Facile distruggere, difficile costruire - QdS

Facile distruggere, difficile costruire

Carlo Alberto Tregua

Facile distruggere, difficile costruire

venerdì 11 Novembre 2022

Sentiamo molta gente che ama darsi delle arie come pavoni, con il rischio che a forza di gonfiarsi possono scoppiare. Per contro, vi sono quelli che valgono e non se ne vantano. Perché questo incipit? Per indicare che molta gente, supponente, ritiene di criticare, anche ripetutamente, ciò che fanno gli altri dimenticando la propria incapacità di fare qualcosa e di farla bene.

Dal che si deduce che è sempre facile distruggere mentre è difficile, o molto difficile, costruire.
Ciò accade perché la gran parte della gente dimentica che prima di reclamare i propri diritti dovrebbe assolvere il compito di completare i propri doveri. Chi non parte dai doveri per arrivare ai diritti, rovesciando tale priorità, è un supponente che non ha la minima voglia di fare quanto dovrebbe mentre continua a blaterare che gli altri – a cominciare dallo Stato – devono dargli qualcosa per soddisfare i suoi diritti.
In fondo, la questione è tutta qui: diritti prima dei doveri o doveri prima dei diritti.
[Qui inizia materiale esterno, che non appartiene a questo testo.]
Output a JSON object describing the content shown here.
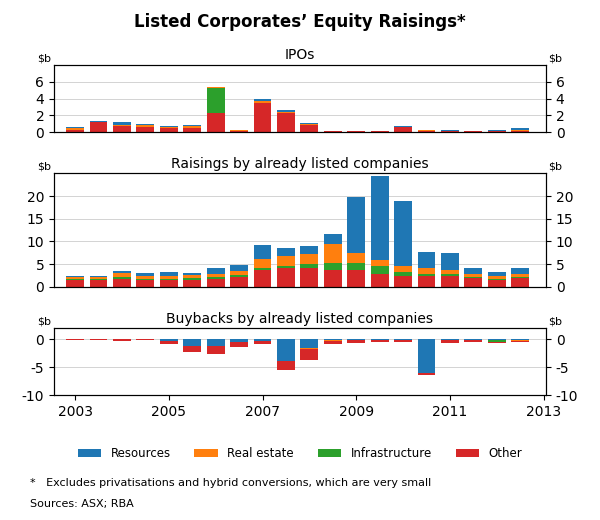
{
  "title": "Listed Corporates’ Equity Raisings*",
  "legend": "lower center",
  "annotations": [
    "*   Excludes privatisations and hybrid conversions, which are very small",
    "Sources: ASX; RBA"
  ],
  "chart_data": [
    {
      "type": "bar",
      "stacked": true,
      "title": "IPOs",
      "ylabel": "$b",
      "y2label": "$b",
      "x": [
        2003.0,
        2003.5,
        2004.0,
        2004.5,
        2005.0,
        2005.5,
        2006.0,
        2006.5,
        2007.0,
        2007.5,
        2008.0,
        2008.5,
        2009.0,
        2009.5,
        2010.0,
        2010.5,
        2011.0,
        2011.5,
        2012.0,
        2012.5
      ],
      "xlim": [
        2002.55,
        2013.05
      ],
      "ylim": [
        0,
        8
      ],
      "yticks": [
        0,
        2,
        4,
        6
      ],
      "y2lim": [
        0,
        8
      ],
      "y2ticks": [
        0,
        2,
        4,
        6
      ],
      "grid": true,
      "tick_labels": "y",
      "series": [
        {
          "name": "Other",
          "color": "#d62728",
          "values": [
            0.3,
            1.2,
            0.7,
            0.6,
            0.5,
            0.5,
            2.3,
            0.15,
            3.5,
            2.3,
            0.9,
            0.1,
            0.1,
            0.1,
            0.6,
            0.15,
            0.1,
            0.1,
            0.15,
            0.1
          ]
        },
        {
          "name": "Infrastructure",
          "color": "#2ca02c",
          "values": [
            0.0,
            0.0,
            0.0,
            0.05,
            0.0,
            0.0,
            3.0,
            0.0,
            0.0,
            0.0,
            0.0,
            0.0,
            0.0,
            0.0,
            0.0,
            0.0,
            0.0,
            0.0,
            0.0,
            0.0
          ]
        },
        {
          "name": "Real estate",
          "color": "#ff7f0e",
          "values": [
            0.2,
            0.05,
            0.1,
            0.2,
            0.15,
            0.2,
            0.05,
            0.05,
            0.15,
            0.1,
            0.05,
            0.0,
            0.0,
            0.0,
            0.05,
            0.05,
            0.05,
            0.0,
            0.0,
            0.2
          ]
        },
        {
          "name": "Resources",
          "color": "#1f77b4",
          "values": [
            0.05,
            0.1,
            0.4,
            0.15,
            0.1,
            0.1,
            0.05,
            0.05,
            0.3,
            0.25,
            0.1,
            0.0,
            0.05,
            0.05,
            0.1,
            0.1,
            0.1,
            0.05,
            0.05,
            0.15
          ]
        }
      ]
    },
    {
      "type": "bar",
      "stacked": true,
      "title": "Raisings by already listed companies",
      "ylabel": "$b",
      "y2label": "$b",
      "x": [
        2003.0,
        2003.5,
        2004.0,
        2004.5,
        2005.0,
        2005.5,
        2006.0,
        2006.5,
        2007.0,
        2007.5,
        2008.0,
        2008.5,
        2009.0,
        2009.5,
        2010.0,
        2010.5,
        2011.0,
        2011.5,
        2012.0,
        2012.5
      ],
      "xlim": [
        2002.55,
        2013.05
      ],
      "ylim": [
        0,
        25
      ],
      "yticks": [
        0,
        5,
        10,
        15,
        20
      ],
      "y2lim": [
        0,
        25
      ],
      "y2ticks": [
        0,
        5,
        10,
        15,
        20
      ],
      "grid": true,
      "tick_labels": "y",
      "series": [
        {
          "name": "Other",
          "color": "#d62728",
          "values": [
            1.5,
            1.5,
            1.8,
            1.4,
            1.4,
            1.4,
            1.8,
            2.2,
            3.8,
            4.2,
            4.2,
            3.8,
            3.8,
            2.8,
            2.3,
            2.3,
            2.3,
            1.9,
            1.4,
            1.9
          ]
        },
        {
          "name": "Infrastructure",
          "color": "#2ca02c",
          "values": [
            0.3,
            0.3,
            0.35,
            0.35,
            0.35,
            0.45,
            0.35,
            0.45,
            0.45,
            0.45,
            0.9,
            1.4,
            1.4,
            1.8,
            0.9,
            0.45,
            0.45,
            0.25,
            0.35,
            0.25
          ]
        },
        {
          "name": "Real estate",
          "color": "#ff7f0e",
          "values": [
            0.45,
            0.45,
            0.9,
            0.7,
            0.7,
            0.7,
            0.7,
            0.9,
            1.8,
            2.2,
            2.2,
            4.2,
            2.2,
            1.3,
            1.3,
            1.3,
            0.9,
            0.7,
            0.7,
            0.7
          ]
        },
        {
          "name": "Resources",
          "color": "#1f77b4",
          "values": [
            0.25,
            0.25,
            0.45,
            0.7,
            0.8,
            0.45,
            1.3,
            1.3,
            3.2,
            1.8,
            1.8,
            2.3,
            12.5,
            18.5,
            14.5,
            3.7,
            3.7,
            1.3,
            0.9,
            1.3
          ]
        }
      ]
    },
    {
      "type": "bar",
      "stacked": true,
      "title": "Buybacks by already listed companies",
      "ylabel": "$b",
      "y2label": "$b",
      "x": [
        2003.0,
        2003.5,
        2004.0,
        2004.5,
        2005.0,
        2005.5,
        2006.0,
        2006.5,
        2007.0,
        2007.5,
        2008.0,
        2008.5,
        2009.0,
        2009.5,
        2010.0,
        2010.5,
        2011.0,
        2011.5,
        2012.0,
        2012.5
      ],
      "xlim": [
        2002.55,
        2013.05
      ],
      "xticks": [
        2003,
        2005,
        2007,
        2009,
        2011,
        2013
      ],
      "ylim": [
        -10,
        2
      ],
      "yticks": [
        -10,
        -5,
        0
      ],
      "y2lim": [
        -10,
        2
      ],
      "y2ticks": [
        -10,
        -5,
        0
      ],
      "grid": true,
      "series": [
        {
          "name": "Resources",
          "color": "#1f77b4",
          "values": [
            0.0,
            0.0,
            0.0,
            0.0,
            -0.3,
            -1.2,
            -1.2,
            -0.4,
            -0.3,
            -3.8,
            -1.5,
            -0.2,
            -0.2,
            -0.1,
            -0.1,
            -6.0,
            -0.2,
            -0.1,
            -0.05,
            -0.05
          ]
        },
        {
          "name": "Real estate",
          "color": "#ff7f0e",
          "values": [
            0.0,
            0.0,
            0.0,
            0.0,
            0.0,
            0.0,
            0.0,
            0.0,
            0.0,
            -0.15,
            -0.15,
            -0.1,
            0.0,
            0.0,
            0.0,
            0.0,
            0.0,
            0.0,
            -0.1,
            -0.2
          ]
        },
        {
          "name": "Infrastructure",
          "color": "#2ca02c",
          "values": [
            0.0,
            0.0,
            0.0,
            0.0,
            0.0,
            0.0,
            0.0,
            0.0,
            0.0,
            0.0,
            0.0,
            0.0,
            0.0,
            0.0,
            0.0,
            0.0,
            0.0,
            0.0,
            -0.3,
            0.0
          ]
        },
        {
          "name": "Other",
          "color": "#d62728",
          "values": [
            -0.2,
            -0.2,
            -0.3,
            -0.2,
            -0.5,
            -1.0,
            -1.5,
            -1.0,
            -0.5,
            -1.5,
            -2.0,
            -0.5,
            -0.5,
            -0.3,
            -0.3,
            -0.3,
            -0.5,
            -0.3,
            -0.2,
            -0.3
          ]
        }
      ]
    }
  ]
}
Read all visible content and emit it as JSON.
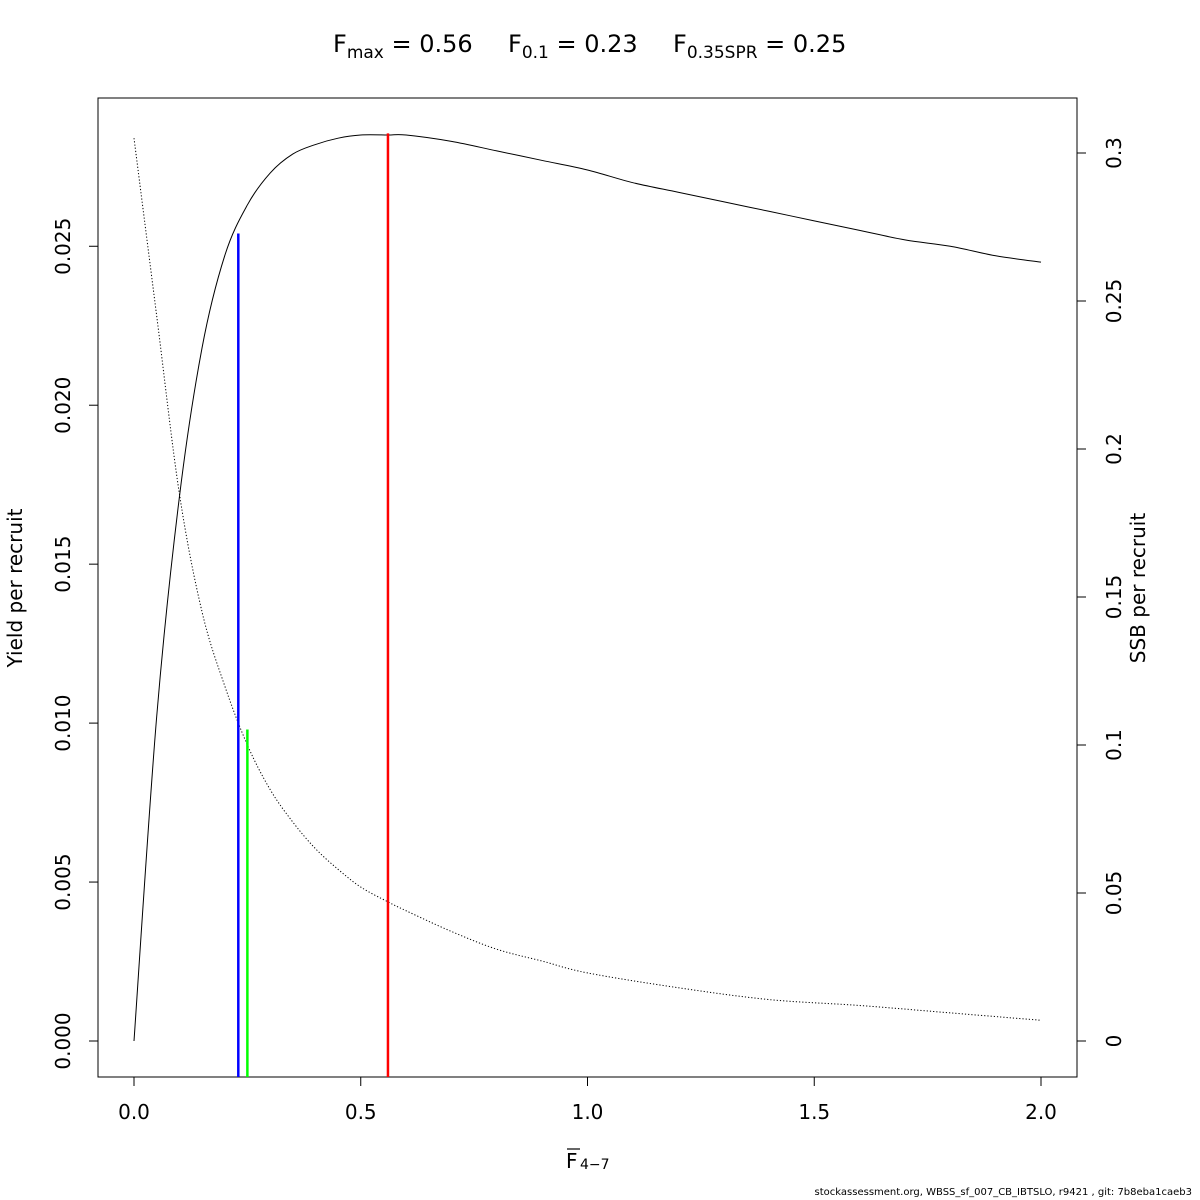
{
  "title": {
    "fmax": {
      "symbol": "F",
      "sub": "max",
      "text": " = 0.56"
    },
    "f01": {
      "symbol": "F",
      "sub": "0.1",
      "text": " = 0.23"
    },
    "f035": {
      "symbol": "F",
      "sub": "0.35SPR",
      "text": " = 0.25"
    }
  },
  "footer": "stockassessment.org, WBSS_sf_007_CB_IBTSLO, r9421 , git: 7b8eba1caeb3",
  "chart_data": {
    "type": "line",
    "xlabel": "F",
    "xlabel_sub": "4−7",
    "ylabel_left": "Yield per recruit",
    "ylabel_right": "SSB per recruit",
    "xlim": [
      0,
      2
    ],
    "ylim_left": [
      0,
      0.0285
    ],
    "ylim_right": [
      0,
      0.3
    ],
    "x_ticks": [
      0,
      0.5,
      1,
      1.5,
      2
    ],
    "x_tick_labels": [
      "0.0",
      "0.5",
      "1.0",
      "1.5",
      "2.0"
    ],
    "y_left_ticks": [
      0,
      0.005,
      0.01,
      0.015,
      0.02,
      0.025
    ],
    "y_left_tick_labels": [
      "0.000",
      "0.005",
      "0.010",
      "0.015",
      "0.020",
      "0.025"
    ],
    "y_right_ticks": [
      0,
      0.05,
      0.1,
      0.15,
      0.2,
      0.25,
      0.3
    ],
    "y_right_tick_labels": [
      "0",
      "0.05",
      "0.1",
      "0.15",
      "0.2",
      "0.25",
      "0.3"
    ],
    "series": [
      {
        "axis": "left",
        "style": "solid",
        "color": "#000000",
        "x": [
          0,
          0.05,
          0.1,
          0.15,
          0.2,
          0.25,
          0.3,
          0.35,
          0.4,
          0.45,
          0.5,
          0.56,
          0.6,
          0.7,
          0.8,
          0.9,
          1.0,
          1.1,
          1.2,
          1.3,
          1.4,
          1.5,
          1.6,
          1.7,
          1.8,
          1.9,
          2.0
        ],
        "y": [
          0,
          0.0102,
          0.0171,
          0.0218,
          0.0247,
          0.0263,
          0.0273,
          0.0279,
          0.0282,
          0.0284,
          0.0285,
          0.0285,
          0.0285,
          0.0283,
          0.028,
          0.0277,
          0.0274,
          0.027,
          0.0267,
          0.0264,
          0.0261,
          0.0258,
          0.0255,
          0.0252,
          0.025,
          0.0247,
          0.0245
        ]
      },
      {
        "axis": "right",
        "style": "dotted",
        "color": "#000000",
        "x": [
          0,
          0.05,
          0.1,
          0.15,
          0.2,
          0.25,
          0.3,
          0.35,
          0.4,
          0.45,
          0.5,
          0.56,
          0.6,
          0.7,
          0.8,
          0.9,
          1.0,
          1.2,
          1.4,
          1.6,
          1.8,
          2.0
        ],
        "y": [
          0.305,
          0.245,
          0.185,
          0.145,
          0.12,
          0.1,
          0.085,
          0.074,
          0.065,
          0.058,
          0.052,
          0.047,
          0.044,
          0.037,
          0.031,
          0.027,
          0.023,
          0.018,
          0.014,
          0.012,
          0.0095,
          0.007
        ]
      }
    ],
    "reference_lines": [
      {
        "name": "Fmax",
        "x": 0.56,
        "y_top": 0.02855,
        "color": "#ff0000"
      },
      {
        "name": "F0.1",
        "x": 0.23,
        "y_top": 0.0254,
        "color": "#0000ff"
      },
      {
        "name": "F0.35SPR",
        "x": 0.25,
        "y_top": 0.0098,
        "color": "#00ff00"
      }
    ],
    "grid": false,
    "legend": "none"
  }
}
Chi capisce le cose che scriviamo? Chi è dotato di cultura media la quale si accumula leggendo molti libri (decine, centinaia o migliaia); ovviamente libri che inducano ad aumentare le conoscenze e ad alimentare il funzionamento della mente che così diventa più capace di discernere fra il Bene e il Male, fra le cose buone e le cose cattive.
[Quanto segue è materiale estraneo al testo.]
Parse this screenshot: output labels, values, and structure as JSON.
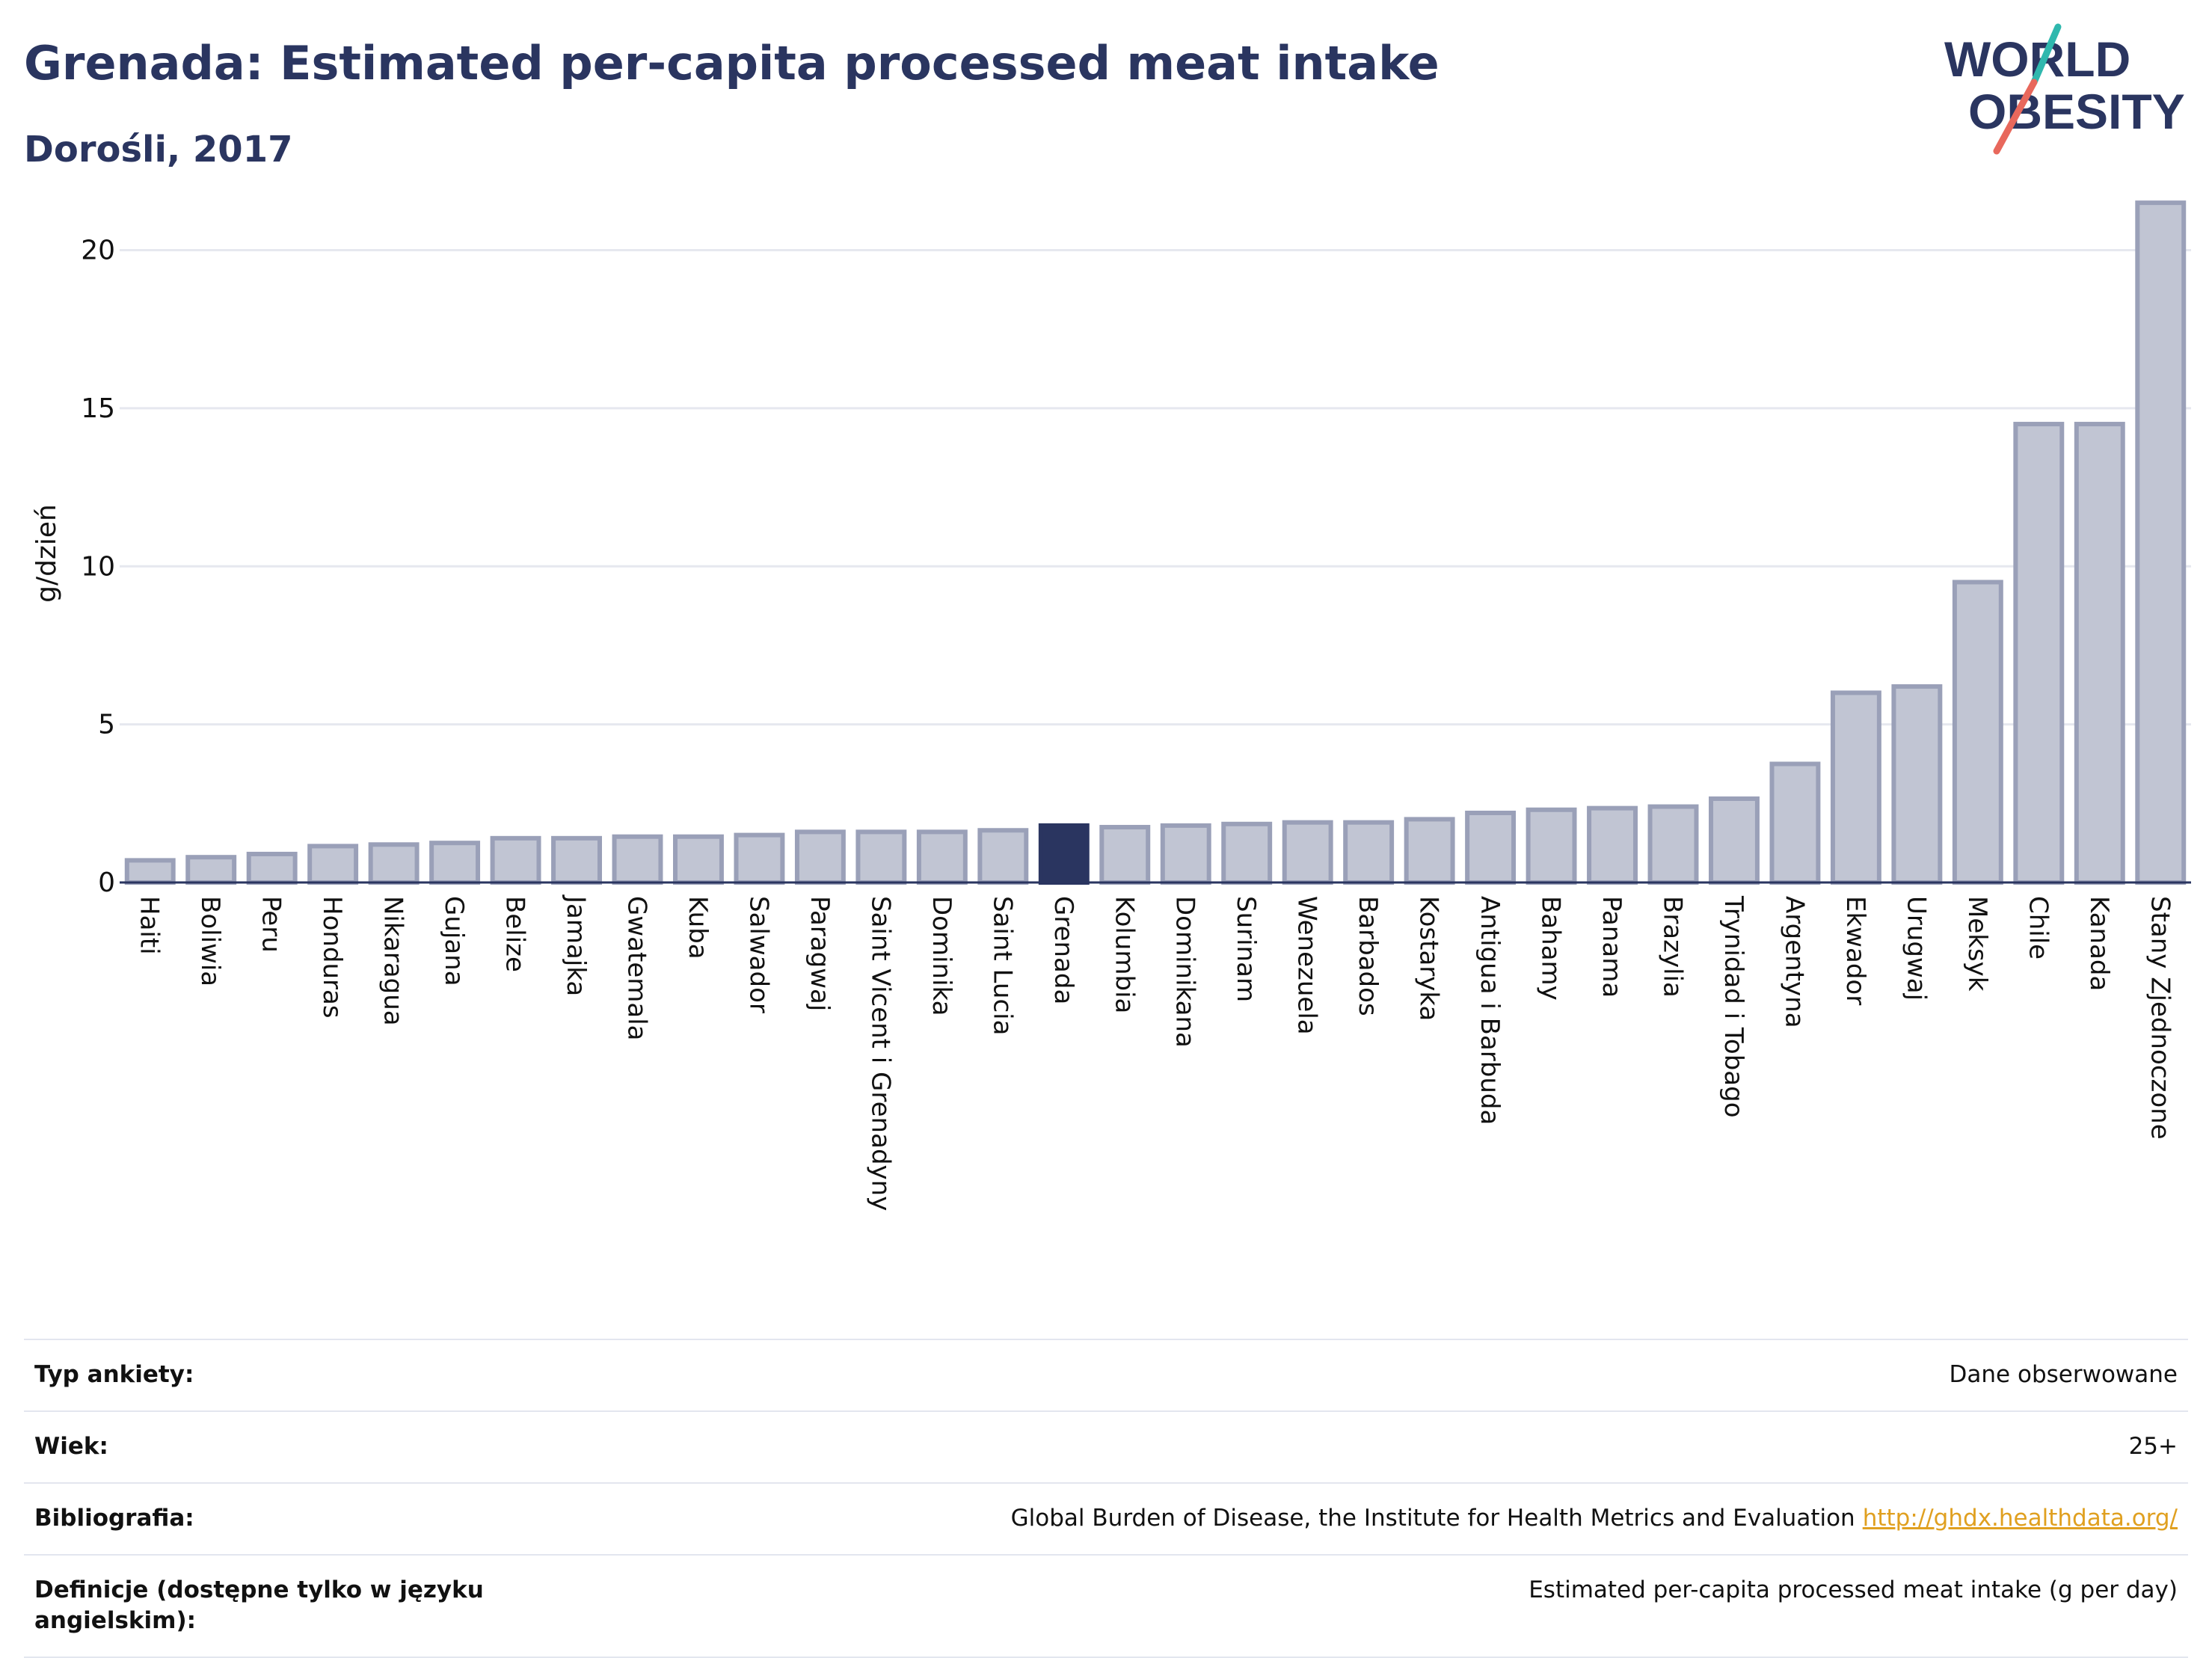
{
  "header": {
    "title": "Grenada: Estimated per-capita processed meat intake",
    "subtitle": "Dorośli, 2017"
  },
  "logo": {
    "line1": "WORLD",
    "line2": "OBESITY",
    "colors": {
      "text": "#2a3560",
      "teal": "#2fb8ae",
      "coral": "#e8685c"
    }
  },
  "chart_data": {
    "type": "bar",
    "ylabel": "g/dzień",
    "ylim": [
      0,
      22
    ],
    "yticks": [
      0,
      5,
      10,
      15,
      20
    ],
    "grid": true,
    "highlight": "Grenada",
    "colors": {
      "bar_fill": "#c1c5d3",
      "bar_stroke": "#9aa0b8",
      "highlight": "#2a3560",
      "grid": "#e6e8ef",
      "axis": "#2a3560"
    },
    "categories": [
      "Haiti",
      "Boliwia",
      "Peru",
      "Honduras",
      "Nikaragua",
      "Gujana",
      "Belize",
      "Jamajka",
      "Gwatemala",
      "Kuba",
      "Salwador",
      "Paragwaj",
      "Saint Vicent i Grenadyny",
      "Dominika",
      "Saint Lucia",
      "Grenada",
      "Kolumbia",
      "Dominikana",
      "Surinam",
      "Wenezuela",
      "Barbados",
      "Kostaryka",
      "Antigua i Barbuda",
      "Bahamy",
      "Panama",
      "Brazylia",
      "Trynidad i Tobago",
      "Argentyna",
      "Ekwador",
      "Urugwaj",
      "Meksyk",
      "Chile",
      "Kanada",
      "Stany Zjednoczone"
    ],
    "values": [
      0.7,
      0.8,
      0.9,
      1.15,
      1.2,
      1.25,
      1.4,
      1.4,
      1.45,
      1.45,
      1.5,
      1.6,
      1.6,
      1.6,
      1.65,
      1.8,
      1.75,
      1.8,
      1.85,
      1.9,
      1.9,
      2.0,
      2.2,
      2.3,
      2.35,
      2.4,
      2.65,
      3.75,
      6.0,
      6.2,
      9.5,
      14.5,
      14.5,
      21.5
    ]
  },
  "meta": [
    {
      "key": "Typ ankiety:",
      "value": "Dane obserwowane"
    },
    {
      "key": "Wiek:",
      "value": "25+"
    },
    {
      "key": "Bibliografia:",
      "value": "Global Burden of Disease, the Institute for Health Metrics and Evaluation",
      "link": "http://ghdx.healthdata.org/"
    },
    {
      "key": "Definicje (dostępne tylko w języku angielskim):",
      "value": "Estimated per-capita processed meat intake (g per day)"
    }
  ]
}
Chi agisce come scritto prima? Purtroppo poche persone. Molte, invece, tendono ad accollare agli altri le colpe della propria pochezza, nascondendo invece le proprie responsabilità sulla incapacità di osservare con obiettività e quindi trarne le conseguenze.
Qualcuno dice che non bisogna mai negare niente a nessuno, che le richieste dei cittadini devono essere accolte, a prescindere, che si devono fare scelte anche politiche basandosi sui sondaggi ed altre amenità di questo genere.

La verità è un’altra. Quando è il momento di negare, bisogna negare. Negare non è durezza e non significa escludere qualcuno da qualcosa. Negare – quando è giusto – è un modo corretto di applicare le regole etiche che devono essere al primo posto in una Comunità.

Tutto ciò accade perché non viene messo al primo posto della scala dei valori di chi opera o di chi lavora quello che viene bistrattato da molti: il merito.
Sull’argomento vi sono diverse tesi diffuse anche dai media sociali che lo indicano con il suo contrario: il demerito.

Costoro, anziché considerarlo un elemento molto positivo di chi opera bene, lo considerano falsamente un privilegio. Non si sa bene perché e per cosa, salvo la risibile tesi che bisogna difendere i più deboli e incapaci, livellando al basso la qualità delle opere delle persone.
Dal che si giustificano l’invidia e la gelosia di chi non si è mai voluto impegnare e quindi non ce la fa, nei confronti di chi invece emerge con le proprie forze e con i propri sacrifici.
Perché di questo si tratta, non vi può essere il raggiungimento di un buon obiettivo se le capacità non vengono “condite” con il sudore e la fatica.

Proprio quando non si privilegia il merito ma – come accade in alcune famiglie o in alcuni ambienti – si regala l’ottenimento di un obiettivo o il successo senza merito alcuno, è come somministrare arsenico, non quello a gocce ma quello molto più pericoloso che è la diffusione di idee venefiche e tossiche.

Possiamo sintetizzare che “il successo regalato è successo avvelenato”. Guai a fare capire a un giovane o a qualcuno meno giovane che può conseguire un risultato positivo facilmente, senza impegnarsi a fondo e senza pensare che nulla è gratuito e per qualunque cosa bisogna pagare un prezzo anche rilevante.

Le questioni che abbiamo analizzato dovrebbero essere oggetto dell’insegnamento nelle scuole a partire dai ragazzi di 13 anni per fare capire come effettivamente funzionano le cose e per evitare che le cretinerie diffuse nei media sociali possano attecchire.
In altre parole, la scuola dovrebbe far erigere all’interno della mente dei ragazzi la capacità di distinguere il Bene dal Male con nettezza e senza nessuna opacità. Oppure la scuola non serve a niente.